The prosecutors in the West Memphis murders didn't establish a motive, and didn't try to very hard or very long. They looked foolish, and actually jeopardized their case (risked letting it slip over into absurdity) when they did try. Sporadically they portrayed Damien Echols as a novice dabbler in the occult, suggesting he choreographed the murders of those little boys as a kind of ritual blood sacrifice. Satanism would endow the case with a motive. But the prosecutors never produced any evidence to show that Echols had anything beyond a jerkoff Metallica-level interest in witchery and hobgoblins, and they could only conjecture (or hint around about it, in slightly embarrassed fashion) that his "beliefs" in regard to these matters might have inspired or driven him to contemplate murder, much less actually commit it. The one "cult expert" they put on the stand was a sad old retired cop from up North somewhere who got his expertise via correspondence courses from some California academy that's undoubtedly a post-office box, and he couldn't rightly say--though he was willing to guess--whether the murders might have been "cult-related" since there was no evidence pointing in that direction, or in any direction. The prosecutors convicted Echols of checking certain suspicious books out of the public library, and copying off dark passages ("full of sound and fury, signifying nothing") from the likes of William Shakespeare. God help him if he'd ever discovered Poe. And yet this vague proposition of the murders as an expression of an ignorant boy's conception of the demands of demonology was the state's entire case. That's all we had. And an obliging jury--and a judge as dedicated to bringing forth convictions as he was to looking good--called it enough.

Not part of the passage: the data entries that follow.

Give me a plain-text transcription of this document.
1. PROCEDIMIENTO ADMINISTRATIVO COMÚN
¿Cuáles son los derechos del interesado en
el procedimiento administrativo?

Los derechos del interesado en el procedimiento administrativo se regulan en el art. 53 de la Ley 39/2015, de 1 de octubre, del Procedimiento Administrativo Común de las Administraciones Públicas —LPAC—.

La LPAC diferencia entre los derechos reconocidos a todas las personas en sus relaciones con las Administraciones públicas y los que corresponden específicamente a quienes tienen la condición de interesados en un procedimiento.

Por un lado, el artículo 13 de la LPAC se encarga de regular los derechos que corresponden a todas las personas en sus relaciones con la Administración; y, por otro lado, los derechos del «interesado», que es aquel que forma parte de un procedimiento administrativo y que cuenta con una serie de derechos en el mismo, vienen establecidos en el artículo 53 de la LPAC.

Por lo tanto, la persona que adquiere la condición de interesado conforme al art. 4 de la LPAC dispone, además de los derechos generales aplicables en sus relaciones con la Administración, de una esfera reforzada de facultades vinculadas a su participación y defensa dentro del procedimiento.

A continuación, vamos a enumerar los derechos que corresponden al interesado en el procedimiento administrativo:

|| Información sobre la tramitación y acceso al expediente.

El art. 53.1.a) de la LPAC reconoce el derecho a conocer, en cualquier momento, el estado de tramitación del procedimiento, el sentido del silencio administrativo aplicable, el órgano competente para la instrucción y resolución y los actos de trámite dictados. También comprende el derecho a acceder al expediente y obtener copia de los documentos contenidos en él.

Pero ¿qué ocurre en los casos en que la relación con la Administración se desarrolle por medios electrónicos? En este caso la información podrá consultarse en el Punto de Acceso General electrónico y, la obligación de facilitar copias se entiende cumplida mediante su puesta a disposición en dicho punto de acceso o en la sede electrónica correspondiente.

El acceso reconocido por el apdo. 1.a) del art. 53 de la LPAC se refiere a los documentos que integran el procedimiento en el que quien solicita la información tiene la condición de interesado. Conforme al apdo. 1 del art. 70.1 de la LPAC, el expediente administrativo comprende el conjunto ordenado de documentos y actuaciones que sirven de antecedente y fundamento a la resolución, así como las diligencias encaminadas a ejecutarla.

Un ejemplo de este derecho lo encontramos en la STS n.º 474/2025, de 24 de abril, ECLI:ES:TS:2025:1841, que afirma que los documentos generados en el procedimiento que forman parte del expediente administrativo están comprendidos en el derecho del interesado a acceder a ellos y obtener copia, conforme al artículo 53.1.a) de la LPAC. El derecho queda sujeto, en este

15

At the very end of the Jonesboro trial, Echols's lawyers made an incredibly stupid blunder by introducing into evidence some of his medical records from clinics where he'd been tested and treated at various times during his adolescence. Like most teenage boys, he'd had some morbid thoughts, and had told the doctors about them. His lawyers had hoped to win some sympathy for Echols, but once those records were in evidence, the prosecutors were free to explore them, pick out the morbider thoughts, and have them read to the jury. It was, one of the prosecutors said, their best break in the whole case. And it proved exactly nothing--except that Damien Echols was being tried, for lack of anything better, for thought crime. With Jason Baldwin being dragged along as an afterthought.
None of that spoke to motive, despite the prosecution's resolute pretense, and I found myself casting about, as the jury must have, for some other suggestion of motive, some different interpretation, to help me keep my bearings in this case. And always I'd come back to a small segment of Jessie Misskelley's "confession." Here's the Memphis Commercial Appeal's report on that passage:
In his statement Misskelley says he witnessed one killing but did not participate beyond subduing one victim. He said that after witnessing Baldwin's mutilation of one unconscious youngster, he ran off into the woods and threw up.
Baldwin later [telephoned] him at home and asked why he had left the woods early, Misskelley recalled. Echols was "hollering in the background, saying, "We done it, we done it..."
The only words I still hear in the aftermath of this essay in crime and punishment. We done it! We done it! They ought to make the blood run cold but they don't. Just a brief lurch of the gorge. A rising and then settling of the quease. And wondering about our prospects.